Resources plugin and modular web components for Grails apps

I recently gave a talk on ‘Building progressive UIs with Grails’ at gr8conf in Copenhagen and was really pleased with the feedback & comments I received afterwards. There was a question asked at the end that I felt in retrospect I could have answered better, though. I had mentioned that the Grails AJAX tags were something that should be avoided as they write script blocks directly into the page and event handlers directly onto HTML elements. I was pitching an approach based on a clean separation of clean semantic markup and script enhancements and inline script violates that separation.

I was asked if there might be any kind of tags that could be developed that provided a more appropriate replacement and answered that since modern JavaScript frameworks such as jQuery make decorating elements with AJAX functionality so easy that I didn’t think there was much point.

I wouldn’t want anyone to understand me to mean that creating taglibs and GSP templates for modular components of your pages is a bad thing. I’d just advocate keeping the script out of them. Custom tags that write out markup or delegate to templates can be really useful for building complex reusable modules. Pairing those with external JavaScript files that enhance the generated markup would be very effective.

If you’re using the resources plugin (and really… you should be) then there’s a really neat way to tie the taglib or template to the JavaScript file as well. I did briefly mention this in my talk but it’s worth expanding on here as it’s a technique with a lot of potential.

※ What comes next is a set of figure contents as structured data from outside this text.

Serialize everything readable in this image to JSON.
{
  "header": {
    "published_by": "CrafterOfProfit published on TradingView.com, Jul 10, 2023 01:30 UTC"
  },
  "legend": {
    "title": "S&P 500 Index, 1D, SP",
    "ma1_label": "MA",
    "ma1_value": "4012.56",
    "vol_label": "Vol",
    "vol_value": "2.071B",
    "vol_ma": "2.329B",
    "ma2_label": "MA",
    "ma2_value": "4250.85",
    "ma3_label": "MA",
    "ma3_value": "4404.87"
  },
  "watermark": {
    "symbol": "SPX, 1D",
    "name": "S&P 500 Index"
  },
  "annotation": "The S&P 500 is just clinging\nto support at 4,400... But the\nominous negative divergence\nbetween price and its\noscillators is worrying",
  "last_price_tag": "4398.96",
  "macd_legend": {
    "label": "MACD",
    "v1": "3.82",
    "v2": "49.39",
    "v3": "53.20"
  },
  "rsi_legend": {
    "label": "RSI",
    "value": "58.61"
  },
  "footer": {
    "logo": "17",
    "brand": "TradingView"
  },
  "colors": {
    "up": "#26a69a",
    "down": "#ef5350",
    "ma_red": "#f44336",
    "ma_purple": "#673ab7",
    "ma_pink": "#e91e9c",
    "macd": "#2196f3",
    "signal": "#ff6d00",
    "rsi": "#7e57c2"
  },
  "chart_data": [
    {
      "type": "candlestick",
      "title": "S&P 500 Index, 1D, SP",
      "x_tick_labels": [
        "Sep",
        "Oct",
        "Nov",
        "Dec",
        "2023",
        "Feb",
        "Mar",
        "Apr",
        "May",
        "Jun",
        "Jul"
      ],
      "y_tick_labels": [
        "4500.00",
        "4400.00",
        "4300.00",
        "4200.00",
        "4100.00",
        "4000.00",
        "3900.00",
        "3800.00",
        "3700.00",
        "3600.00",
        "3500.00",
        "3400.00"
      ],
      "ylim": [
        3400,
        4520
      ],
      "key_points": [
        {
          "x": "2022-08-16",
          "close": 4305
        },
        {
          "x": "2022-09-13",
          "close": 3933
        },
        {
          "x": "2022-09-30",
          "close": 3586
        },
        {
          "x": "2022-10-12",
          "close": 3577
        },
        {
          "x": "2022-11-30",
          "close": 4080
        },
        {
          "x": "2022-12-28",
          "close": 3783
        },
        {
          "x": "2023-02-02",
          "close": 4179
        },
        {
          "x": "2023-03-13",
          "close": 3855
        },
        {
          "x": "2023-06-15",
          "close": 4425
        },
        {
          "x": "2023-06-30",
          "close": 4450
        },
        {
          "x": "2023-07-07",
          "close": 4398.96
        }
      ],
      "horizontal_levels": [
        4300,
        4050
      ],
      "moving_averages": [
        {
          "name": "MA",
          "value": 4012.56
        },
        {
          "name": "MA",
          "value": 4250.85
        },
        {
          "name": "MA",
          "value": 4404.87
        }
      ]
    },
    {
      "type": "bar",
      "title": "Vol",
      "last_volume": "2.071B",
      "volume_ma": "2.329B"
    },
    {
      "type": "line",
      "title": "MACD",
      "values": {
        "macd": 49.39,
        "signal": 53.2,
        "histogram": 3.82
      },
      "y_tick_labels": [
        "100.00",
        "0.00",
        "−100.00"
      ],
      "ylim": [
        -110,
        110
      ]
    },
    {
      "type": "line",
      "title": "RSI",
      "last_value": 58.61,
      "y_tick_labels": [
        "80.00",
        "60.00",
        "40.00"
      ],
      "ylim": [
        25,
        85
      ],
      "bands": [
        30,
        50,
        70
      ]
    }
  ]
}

The resources plugin’s r:use tag doesn’t write out anything directly to the page but rather adds a resource module to a list that will get written out at the appropriate place in the page when the r:layoutResources tag is used. This means modular components throughout the page can declare a dependency on JavaScript and CSS resources by simply calling r:use. In a complex app this can be a real boon as it might not be obvious from the top level GSP exactly which modules are going to get rendered. Also if a module is later added to or removed from a page you don’t need to worry about fiddling around with resource declarations in the top level GSP. Taglibs or templates become real drop in components whilst maintaining a nice clean separation of markup and script. Even better, if you use the same resource dependency multiple times the plugin ensures the resources are actually only linked once.

Since r:layoutResources is typically used in a SiteMesh layout the resources your module depends on can even be ones that need to appear in the head of the document. The SiteMesh is rendered after the GSP it decorates so any r:use calls will already have been made.

26 Mar 2011

CSS box model hacking

Want to make an HTML element fill 100% of its parent’s width but also give it a border and/or some padding? Since the width of an element is exclusive of its border and padding this can be a pain. However there’s a fairly simple CSS solution that works cross-browser.

Here’s an example. Both input boxes are set to width: 100% and have padding: 5px. The first input shows the problem. Because the padding and border are added to the width of the element it overflows its container. The box model of the second input has been modified so that the padding and border are inside the declared width.

The trick to modifying the box model is to set box-sizing: border-box. Unfortunately that’s not a cross-browser property, only Opera supports it at the moment. To get the same effect in other browsers you will also need to set browser-specific versions as well:

   -moz-box-sizing: border-box;
-webkit-box-sizing: border-box;
    -ms-box-sizing: border-box;
        box-sizing: border-box;
Note that Internet Explorer only supports the -ms-box-sizing property from version 8 upwards so you should probably be judicious with this technique or use an alternative method to get a similar effect in IE7 and below.